Wellcome Centre for Integrative Neuroimaging - Centre for Functional Magnetic Resonance Imaging of the Brain (FMRIB), University of Oxford, Oxford, United Kingdom; Center for Biomedical Image Computing and Analytics (CBICA), Department of Radiology, University of Pennsylvania, Philadelphia, PA, United States.
Faculty of Information Technology and Bionics, Pazmany Peter Catholic University, Budapest, Hungary.
Neuroimage. 2019 Mar;188:598-615. doi: 10.1016/j.neuroimage.2018.12.015. Epub 2018 Dec 8.
The great potential of computational diffusion MRI (dMRI) relies on indirect inference of tissue microstructure and brain connections, since modelling and tractography frameworks map diffusion measurements to neuroanatomical features. This mapping however can be computationally highly expensive, particularly given the trend of increasing dataset sizes and the complexity in biophysical modelling. Limitations on computing resources can restrict data exploration and methodology development. A step forward is to take advantage of the computational power offered by recent parallel computing architectures, especially Graphics Processing Units (GPUs). GPUs are massive parallel processors that offer trillions of floating point operations per second, and have made possible the solution of computationally-intensive scientific problems that were intractable before. However, they are not inherently suited for all problems.

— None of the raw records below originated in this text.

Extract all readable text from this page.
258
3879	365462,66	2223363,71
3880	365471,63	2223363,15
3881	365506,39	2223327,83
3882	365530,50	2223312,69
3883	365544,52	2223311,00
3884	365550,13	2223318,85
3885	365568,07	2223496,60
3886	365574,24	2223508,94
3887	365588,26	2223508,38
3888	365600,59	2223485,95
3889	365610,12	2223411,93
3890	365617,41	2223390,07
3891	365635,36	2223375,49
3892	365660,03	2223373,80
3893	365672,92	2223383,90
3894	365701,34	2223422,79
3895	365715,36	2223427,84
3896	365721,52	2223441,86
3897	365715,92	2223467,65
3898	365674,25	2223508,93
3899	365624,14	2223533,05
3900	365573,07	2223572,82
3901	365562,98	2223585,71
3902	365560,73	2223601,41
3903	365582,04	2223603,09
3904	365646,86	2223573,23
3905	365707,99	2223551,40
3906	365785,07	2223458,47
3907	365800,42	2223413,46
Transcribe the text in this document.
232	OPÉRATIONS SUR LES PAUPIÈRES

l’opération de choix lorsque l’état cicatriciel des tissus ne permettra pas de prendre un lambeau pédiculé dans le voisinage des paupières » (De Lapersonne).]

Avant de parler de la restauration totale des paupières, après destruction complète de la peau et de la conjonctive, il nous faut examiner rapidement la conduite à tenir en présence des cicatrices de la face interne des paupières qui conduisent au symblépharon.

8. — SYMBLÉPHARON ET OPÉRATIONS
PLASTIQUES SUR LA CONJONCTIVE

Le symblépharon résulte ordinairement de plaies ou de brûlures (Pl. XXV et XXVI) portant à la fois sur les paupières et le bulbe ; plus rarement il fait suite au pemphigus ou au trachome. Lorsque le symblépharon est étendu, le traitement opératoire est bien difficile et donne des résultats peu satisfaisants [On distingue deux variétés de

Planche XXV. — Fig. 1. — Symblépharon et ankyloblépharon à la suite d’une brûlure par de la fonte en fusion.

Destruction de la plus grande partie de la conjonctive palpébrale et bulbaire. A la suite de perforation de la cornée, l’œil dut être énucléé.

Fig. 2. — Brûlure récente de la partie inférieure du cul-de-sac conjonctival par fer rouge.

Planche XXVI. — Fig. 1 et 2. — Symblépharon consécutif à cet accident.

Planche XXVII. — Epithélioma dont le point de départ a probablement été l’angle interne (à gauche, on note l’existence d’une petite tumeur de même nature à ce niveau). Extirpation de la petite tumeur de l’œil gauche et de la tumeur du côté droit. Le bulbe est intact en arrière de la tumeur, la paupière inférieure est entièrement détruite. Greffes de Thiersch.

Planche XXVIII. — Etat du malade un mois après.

Here, we present two different frameworks for accelerating dMRI computations using GPUs that cover the most typical dMRI applications: a framework for performing biophysical modelling and microstructure estimation, and a second framework for performing tractography and long-range connectivity estimation. The former provides a front-end and automatically generates a GPU executable file from a user-specified biophysical model, allowing accelerated non-linear model fitting in both deterministic and stochastic ways (Bayesian inference). The latter performs probabilistic tractography, can generate whole-brain connectomes and supports new functionality for imposing anatomical constraints, such as inherent consideration of surface meshes (GIFTI files) along with volumetric images. We validate the frameworks against well-established CPU-based implementations and we show that despite the very different challenges for parallelising these problems, a single GPU achieves better performance than 200 CPU cores thanks to our parallel designs.
计算扩散磁共振成像 (dMRI) 的巨大潜力依赖于对组织微观结构和大脑连接的间接推断,因为建模和追踪框架将扩散测量值映射到神经解剖学特征上。然而,这种映射在计算上可能非常昂贵,特别是考虑到数据集大小的增加趋势和生物物理建模的复杂性。计算资源的限制可能会限制数据探索和方法开发。向前迈进的一步是利用最近的并行计算架构提供的计算能力,特别是图形处理单元 (GPU)。GPU 是大规模并行处理器,每秒提供数万亿次浮点运算,并且已经能够解决以前难以解决的计算密集型科学问题。然而,它们并不天生适合所有问题。在这里,我们提出了两种使用 GPU 加速 dMRI 计算的不同框架,涵盖了最典型的 dMRI 应用:一种用于执行生物物理建模和微观结构估计的框架,以及一种用于执行追踪和长程连接估计的第二个框架。前者提供了一个前端,并根据用户指定的生物物理模型自动生成 GPU 可执行文件,允许以确定性和随机方式(贝叶斯推断)加速非线性模型拟合。后者执行概率追踪,可以生成全脑连接组,并支持施加解剖约束的新功能,例如固有考虑表面网格(GIFTI 文件)以及体积图像。我们针对基于 CPU 的成熟实现对这些框架进行了验证,并表明尽管这些问题在并行化方面面临着非常不同的挑战,但由于我们的并行设计,单个 GPU 的性能优于 200 个 CPU 内核。